Al-Toukhi pointed out that the increased participation of the private sector can lead to increased competition, which can result in better pricing and more efficient allocation of resources.

“Lastly, the increased activity in the debt capital market can lead to greater liquidity, making it easier for both companies and investors to buy and sell securities,” Al-Toukhi concluded, highlighting the potential benefits of increased activity in the debt capital market.

Speaking of Moody’s plans, the senior vice president shared that a number of strategic initiatives are in place to further enhance presence and influence in the Kingdom’s financial markets. “One of our key strategic initiatives is to increase our educational endeavors,” he explained.
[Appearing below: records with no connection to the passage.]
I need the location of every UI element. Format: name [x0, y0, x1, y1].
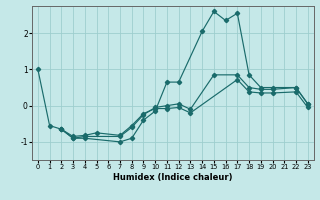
X-axis label: Humidex (Indice chaleur): Humidex (Indice chaleur): [113, 173, 233, 182]
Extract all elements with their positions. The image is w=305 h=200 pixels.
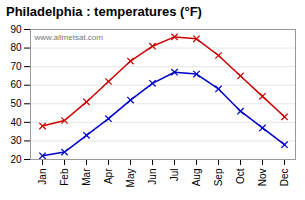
svg-text:90: 90 <box>10 24 22 35</box>
svg-text:Aug: Aug <box>191 169 202 187</box>
svg-text:Jun: Jun <box>147 169 158 185</box>
svg-text:20: 20 <box>10 154 22 165</box>
svg-text:Nov: Nov <box>257 169 268 187</box>
svg-text:Mar: Mar <box>81 168 92 186</box>
svg-text:60: 60 <box>10 79 22 90</box>
svg-text:Apr: Apr <box>103 168 114 184</box>
svg-text:Feb: Feb <box>59 168 70 186</box>
svg-text:70: 70 <box>10 61 22 72</box>
svg-text:Sep: Sep <box>213 168 224 186</box>
svg-text:Dec: Dec <box>279 169 290 187</box>
svg-text:May: May <box>125 169 136 188</box>
svg-text:80: 80 <box>10 42 22 53</box>
svg-text:40: 40 <box>10 117 22 128</box>
svg-text:www.allmetsat.com: www.allmetsat.com <box>34 33 104 42</box>
svg-text:Jan: Jan <box>37 169 48 185</box>
svg-text:50: 50 <box>10 98 22 109</box>
svg-text:Oct: Oct <box>235 168 246 184</box>
svg-text:Jul: Jul <box>169 169 180 182</box>
svg-text:30: 30 <box>10 135 22 146</box>
html-text:Philadelphia : temperatures (°: Philadelphia : temperatures (°F) <box>6 4 202 19</box>
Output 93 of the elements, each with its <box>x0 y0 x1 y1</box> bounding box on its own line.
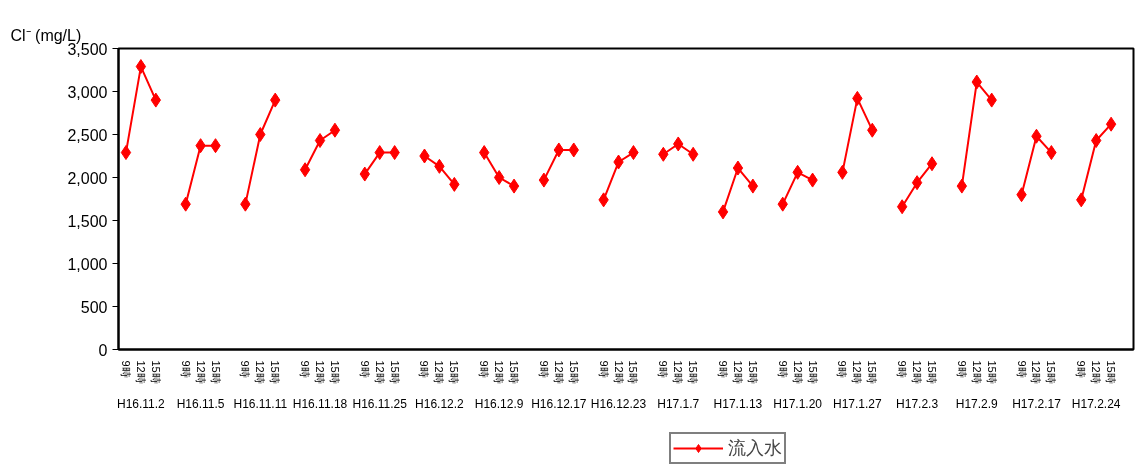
point <box>926 156 938 172</box>
x-tick-label: 9時 <box>418 360 431 378</box>
x-tick-label: 12時 <box>254 360 267 384</box>
x-tick-label: 15時 <box>149 360 162 384</box>
point <box>508 178 520 194</box>
x-tick-label: 15時 <box>985 360 998 384</box>
x-tick-label: 15時 <box>806 360 819 384</box>
text: H16.12.2 <box>415 396 465 411</box>
x-tick-label: 12時 <box>433 360 446 384</box>
point <box>911 175 923 191</box>
x-tick-label: 12時 <box>1090 360 1103 384</box>
x-tick-label: 9時 <box>537 360 550 378</box>
text: H17.1.7 <box>657 396 700 411</box>
x-tick-label: 15時 <box>508 360 521 384</box>
text: H17.1.20 <box>773 396 823 411</box>
x-tick-label: 9時 <box>836 360 849 378</box>
text: H17.1.13 <box>713 396 763 411</box>
text: H16.12.9 <box>474 396 524 411</box>
point <box>956 178 968 194</box>
text: H16.12.23 <box>590 396 647 411</box>
x-tick-label: 9時 <box>299 360 312 378</box>
x-tick-label: 12時 <box>314 360 327 384</box>
x-tick-label: 15時 <box>448 360 461 384</box>
x-tick-label: 15時 <box>866 360 879 384</box>
y-tick-label: 3,000 <box>67 83 108 101</box>
x-tick-label: 12時 <box>373 360 386 384</box>
x-tick-label: 9時 <box>896 360 909 378</box>
x-tick-label: 15時 <box>209 360 222 384</box>
point <box>329 122 341 138</box>
text: H16.11.18 <box>292 396 348 411</box>
x-tick-label: 12時 <box>851 360 864 384</box>
x-tick-label: 9時 <box>597 360 610 378</box>
x-tick-label: 15時 <box>925 360 938 384</box>
point <box>255 127 266 142</box>
x-tick-label: 9時 <box>657 360 670 378</box>
text: H16.11.25 <box>352 396 408 411</box>
x-tick-label: 15時 <box>627 360 640 384</box>
x-tick-label: 15時 <box>328 360 341 384</box>
x-tick-label: 9時 <box>119 360 132 378</box>
text: H17.2.9 <box>955 396 999 411</box>
x-tick-label: 12時 <box>791 360 804 384</box>
x-tick-label: 12時 <box>134 360 147 384</box>
point <box>493 170 505 185</box>
point <box>1105 116 1117 132</box>
point <box>732 160 744 176</box>
text: H16.12.17 <box>531 396 587 411</box>
y-tick-label: 500 <box>80 298 108 316</box>
y-tick-label: 1,000 <box>67 255 108 273</box>
x-tick-label: 9時 <box>776 360 789 378</box>
point <box>120 145 132 161</box>
x-tick-label: 9時 <box>1075 360 1088 378</box>
x-tick-label: 9時 <box>955 360 968 378</box>
x-tick-label: 9時 <box>1015 360 1028 378</box>
x-tick-label: 12時 <box>731 360 744 384</box>
text: H16.11.2 <box>116 396 166 411</box>
x-tick-label: 12時 <box>493 360 506 384</box>
text: H17.2.3 <box>896 396 939 411</box>
x-tick-label: 12時 <box>672 360 685 384</box>
x-tick-label: 12時 <box>970 360 983 384</box>
x-tick-label: 15時 <box>687 360 700 384</box>
point <box>314 133 326 149</box>
x-tick-label: 15時 <box>1045 360 1058 384</box>
point <box>538 172 550 188</box>
x-tick-label: 12時 <box>911 360 924 384</box>
y-tick-label: 2,500 <box>67 126 108 144</box>
x-tick-label: 9時 <box>717 360 730 378</box>
x-tick-label: 15時 <box>567 360 580 384</box>
y-tick-label: 0 <box>98 341 108 359</box>
point <box>747 178 759 194</box>
x-tick-label: 9時 <box>179 360 192 378</box>
point <box>135 59 147 75</box>
x-tick-label: 15時 <box>1105 360 1118 384</box>
x-tick-label: 9時 <box>239 360 252 378</box>
x-tick-label: 15時 <box>746 360 759 384</box>
legend-label: 流入水 <box>728 437 782 460</box>
x-tick-label: 9時 <box>358 360 371 378</box>
point <box>717 204 729 220</box>
x-tick-label: 15時 <box>269 360 282 384</box>
text: H16.11.5 <box>176 396 225 411</box>
x-tick-label: 12時 <box>612 360 625 384</box>
point <box>896 199 908 215</box>
x-tick-label: 9時 <box>478 360 491 378</box>
x-tick-label: 12時 <box>552 360 565 384</box>
text: H17.2.24 <box>1071 396 1121 411</box>
y-tick-label: 1,500 <box>67 212 108 230</box>
x-tick-label: 12時 <box>1030 360 1043 384</box>
text: H16.11.11 <box>233 396 288 411</box>
text: H17.1.27 <box>833 396 883 411</box>
point <box>299 162 311 178</box>
x-tick-label: 12時 <box>194 360 207 384</box>
x-tick-label: 15時 <box>388 360 401 384</box>
y-tick-label: 2,000 <box>67 169 108 187</box>
text: H17.2.17 <box>1012 396 1062 411</box>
“In addition to our educational initiatives, Moody’s also plans to leverage technology to improve our services and operations,” Al-Toukhi added.

Moody’s believes that several factors will play a crucial role in shaping the credit landscape in the coming years.
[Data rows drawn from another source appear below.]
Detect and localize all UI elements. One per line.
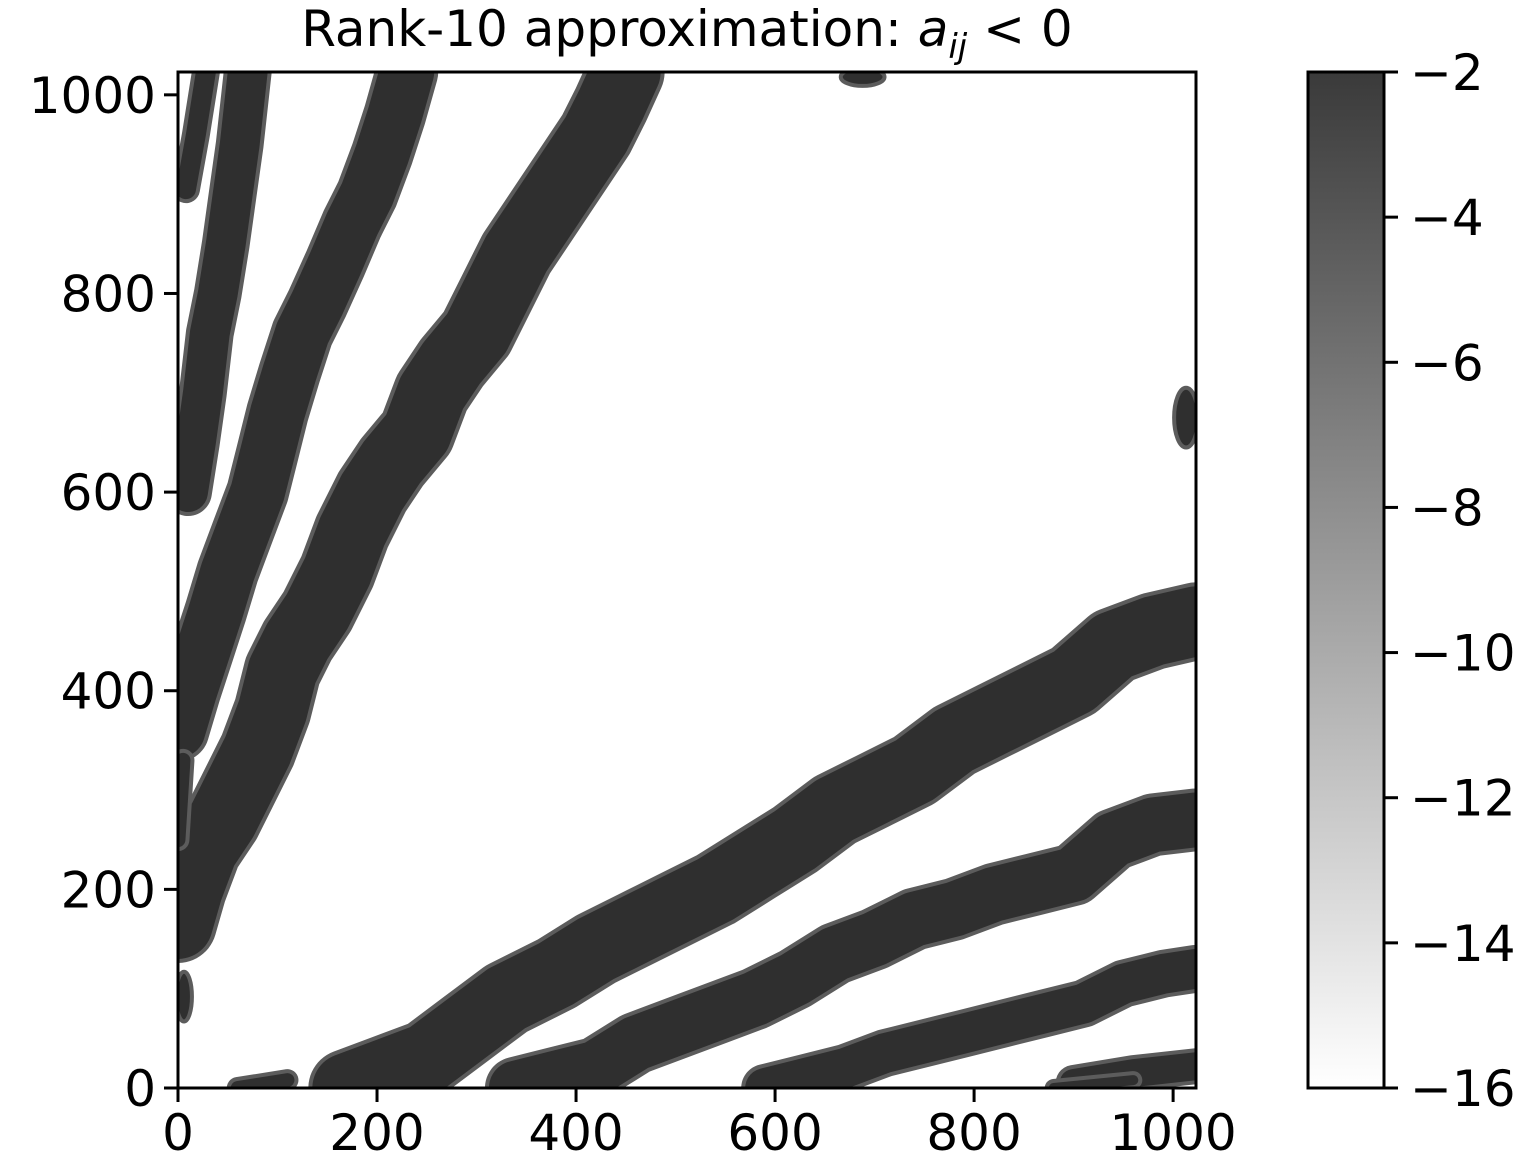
x-tick-label: 800 xyxy=(926,1104,1021,1162)
upper-band-5 xyxy=(178,72,216,200)
x-tick-label: 1000 xyxy=(1109,1104,1236,1162)
upper-band-1 xyxy=(178,72,661,959)
y-tick-label: 1000 xyxy=(29,67,156,125)
x-tick-label: 600 xyxy=(727,1104,822,1162)
plot-area xyxy=(178,72,1196,1088)
colorbar-tick-label: −14 xyxy=(1410,915,1516,973)
plot-frame xyxy=(176,70,1198,1090)
y-axis: 0 200 400 600 800 1000 xyxy=(29,67,178,1118)
bands-layer xyxy=(178,72,1196,1088)
x-tick-label: 400 xyxy=(528,1104,623,1162)
y-tick-label: 600 xyxy=(61,464,156,522)
y-tick-label: 200 xyxy=(61,861,156,919)
colorbar-tick-label: −16 xyxy=(1410,1060,1516,1118)
x-tick-label: 0 xyxy=(162,1104,194,1162)
colorbar-tick-label: −6 xyxy=(1410,334,1484,392)
lower-band-3 xyxy=(745,948,1196,1088)
left-edge-blob xyxy=(178,969,194,1024)
colorbar-tick-label: −4 xyxy=(1410,189,1484,247)
colorbar-tick-label: −2 xyxy=(1410,44,1484,102)
y-tick-label: 800 xyxy=(61,265,156,323)
colorbar-tick-label: −8 xyxy=(1410,479,1484,537)
y-tick-label: 400 xyxy=(61,663,156,721)
chart-title: Rank-10 approximation: aij < 0 xyxy=(301,0,1073,67)
x-tick-label: 200 xyxy=(329,1104,424,1162)
x-axis: 0 200 400 600 800 1000 xyxy=(162,1088,1237,1162)
top-edge-blob xyxy=(838,72,887,88)
colorbar-tick-label: −12 xyxy=(1410,770,1516,828)
colorbar-tick-label: −10 xyxy=(1410,625,1516,683)
colorbar-axis: −2 −4 −6 −8 −10 −12 −14 −16 xyxy=(1384,44,1516,1118)
lower-band-1 xyxy=(312,586,1196,1088)
colorbar xyxy=(1306,70,1386,1090)
right-edge-blob xyxy=(1172,385,1196,450)
lower-band-2 xyxy=(488,792,1196,1088)
upper-band-2 xyxy=(178,72,435,758)
y-tick-label: 0 xyxy=(124,1060,156,1118)
upper-band-3 xyxy=(178,72,268,512)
“Saudi Arabia is becoming more transparent in its financial dealings, thanks to the efforts of regulators to improve and stimulate the debt markets,” Al-Toukhi explained, highlighting the efforts to improve transparency in financial dealings.
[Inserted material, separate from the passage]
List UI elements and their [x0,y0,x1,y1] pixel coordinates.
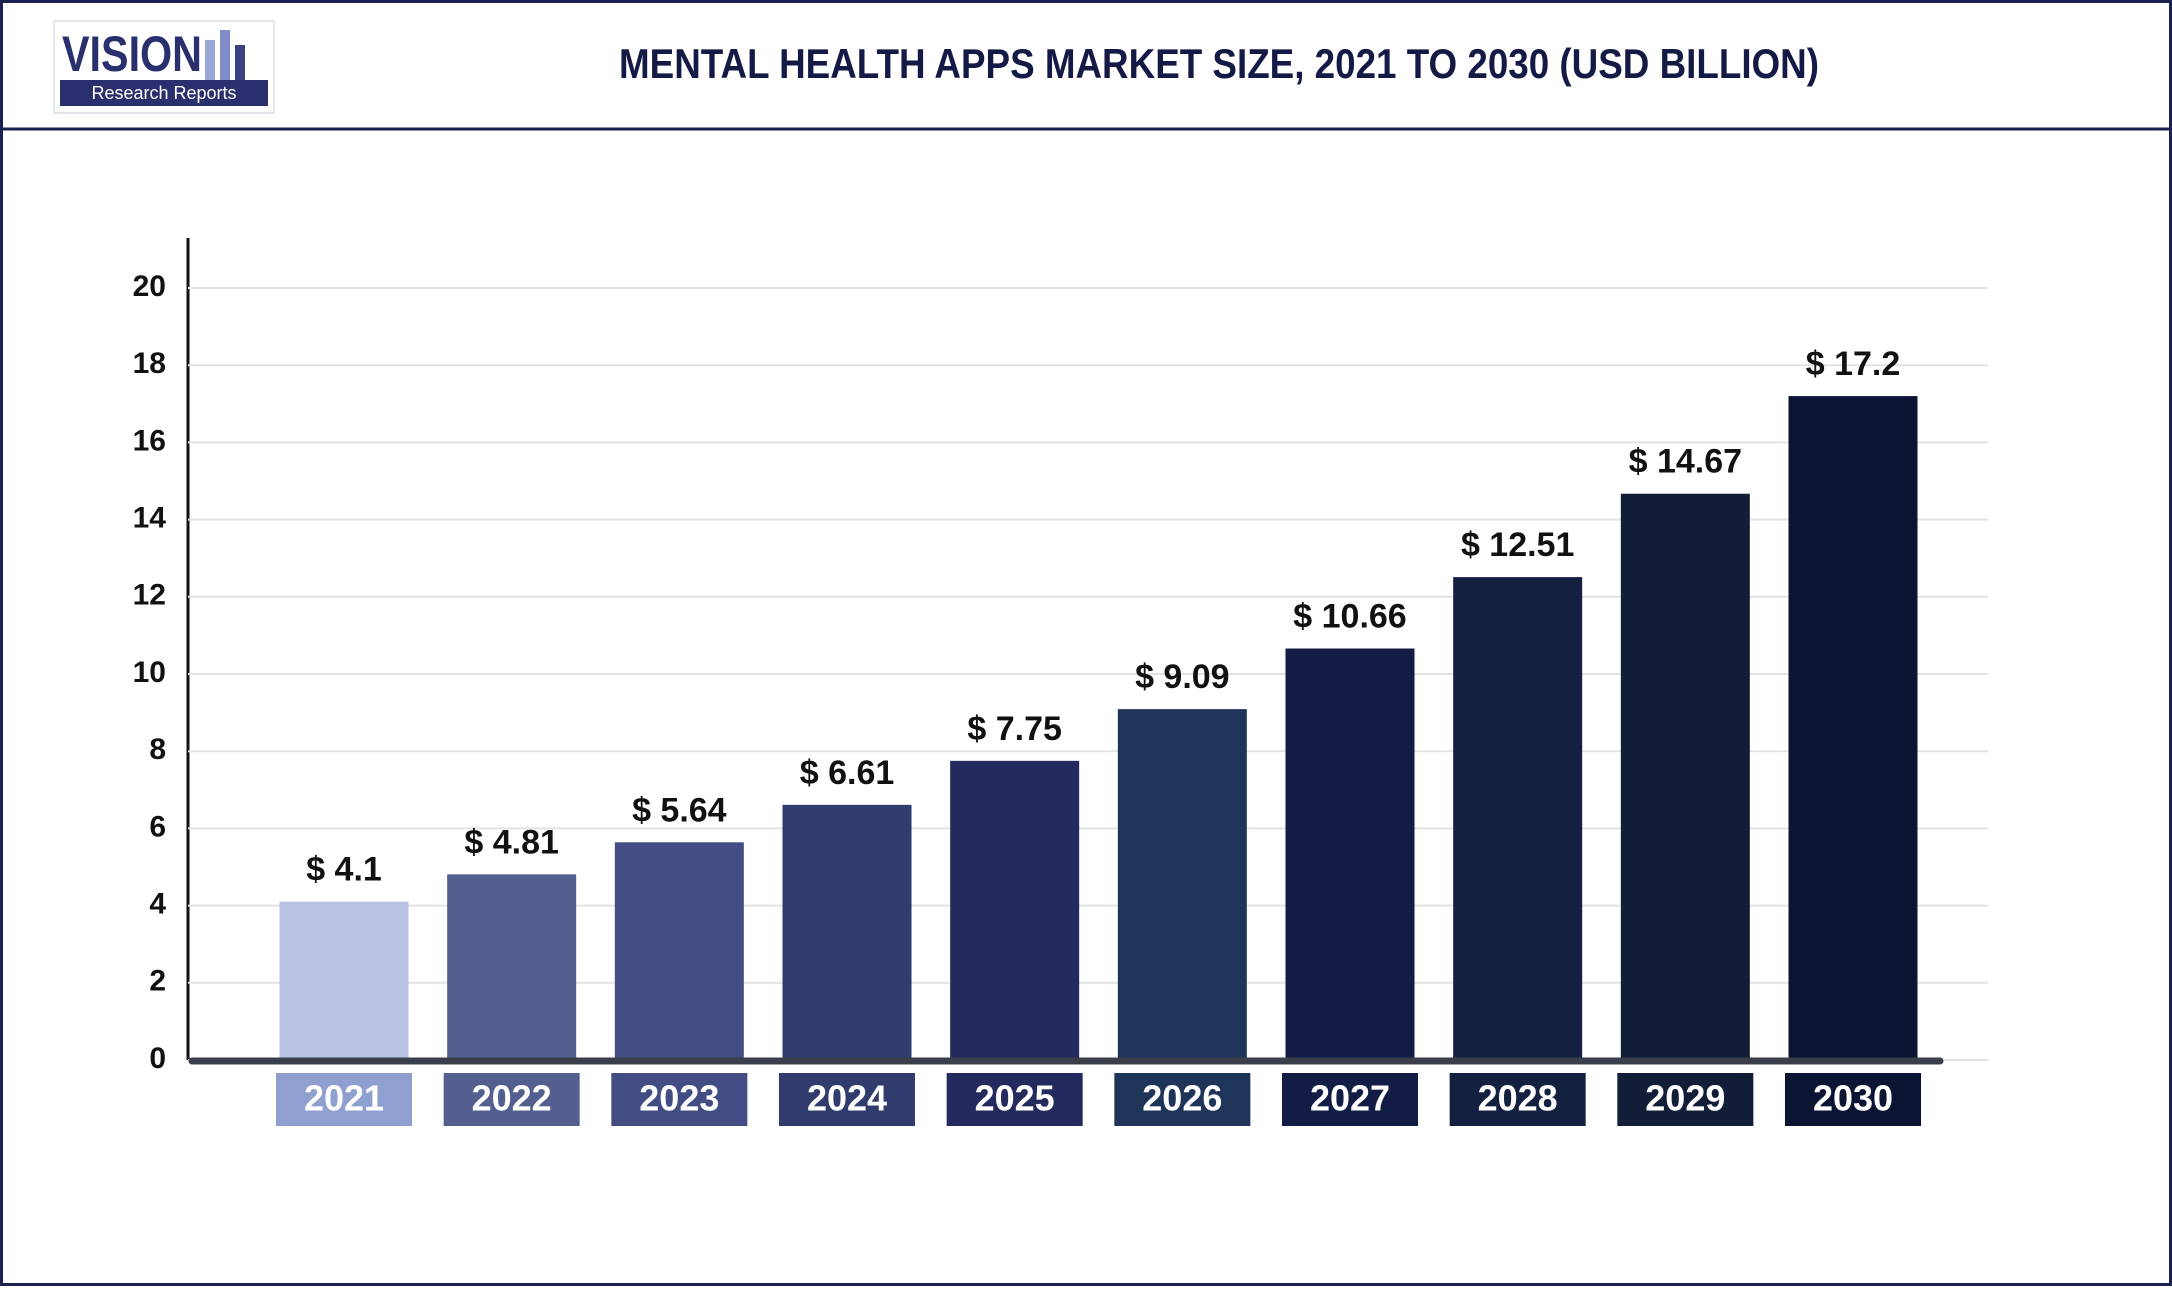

He emphasized the growth of the firm’s local footprint since the inception of its office, saying: “Since opening the Moody’s office in Saudi Arabia in 2018, we have had tremendous success in expanding our local presence and coverage. We now have 39 entity ratings in the Kingdom and rate $200 billion of debt.”


Moody’s activities in the Kingdom have positioned the organization as a key player in the financial markets, and specifically in the debt capital market, supporting the country’s economic transformation and growth. (AN file photo)

The thriving financial landscape in Saudi Arabia is boosting investor confidence and market maturity, Al-Toukhi affirmed, saying: “Being on-ground in Saudi Arabia has allowed Moody’s to better cater to the specific needs of the local market. This has helped in building stronger relationships with clients and stakeholders within the country.”

Al-Toukhi said that Moody’s has contributed to enhancing financial literacy and the understanding of credit ratings among investors, businesses, and the general public in Saudi Arabia through various publications, forums, and conferences.

He stated: “We are also actively engaging with local regulatory bodies ensuring we stay up to date with the evolving regulatory landscape in the Saudi financial markets, which we are happy to do.”

Moody’s activities in the Kingdom have positioned the organization as a key player in the financial markets, and specifically in the debt capital market, supporting the country’s economic transformation and growth, according to the top official.

Discussing the extensive ratings coverage in Saudi Arabia, Al-Toukhi underscored the agency’s comprehensive analysis, covering 100 percent of all Islamic and conventional banks and major corporations like Saudi oil giant Aramco and petrochemicals manufacturer Sabic.

“In fact, we have the highest coverage in Saudi Arabia across both corporate finance and financial institutions. This broad and deep coverage enables our analysts to provide a more comprehensive and accurate analysis of the creditworthiness of entities,” he remarked, emphasizing the breadth and depth of Moody’s coverage in the Kingdom.

As the Saudi economy diversifies away from oil, the firm anticipates growth in sectors like technology, renewable energy, and tourism.

“One significant development we are observing is the growing awareness and integration of Environmental, Social, and Governance factors into investment decisions,” said Al-Toukhi.

According to the official, Moody’s has been offering Second-Party Opinions on the environmental credentials of financial instruments such as green, social, and sustainability bonds.

“Overall, we believe these factors will play a significant role in shaping the credit landscape in Saudi Arabia in the coming years,” Al-Toukhi said, expressing optimism about the future of the credit landscape in the Kingdom.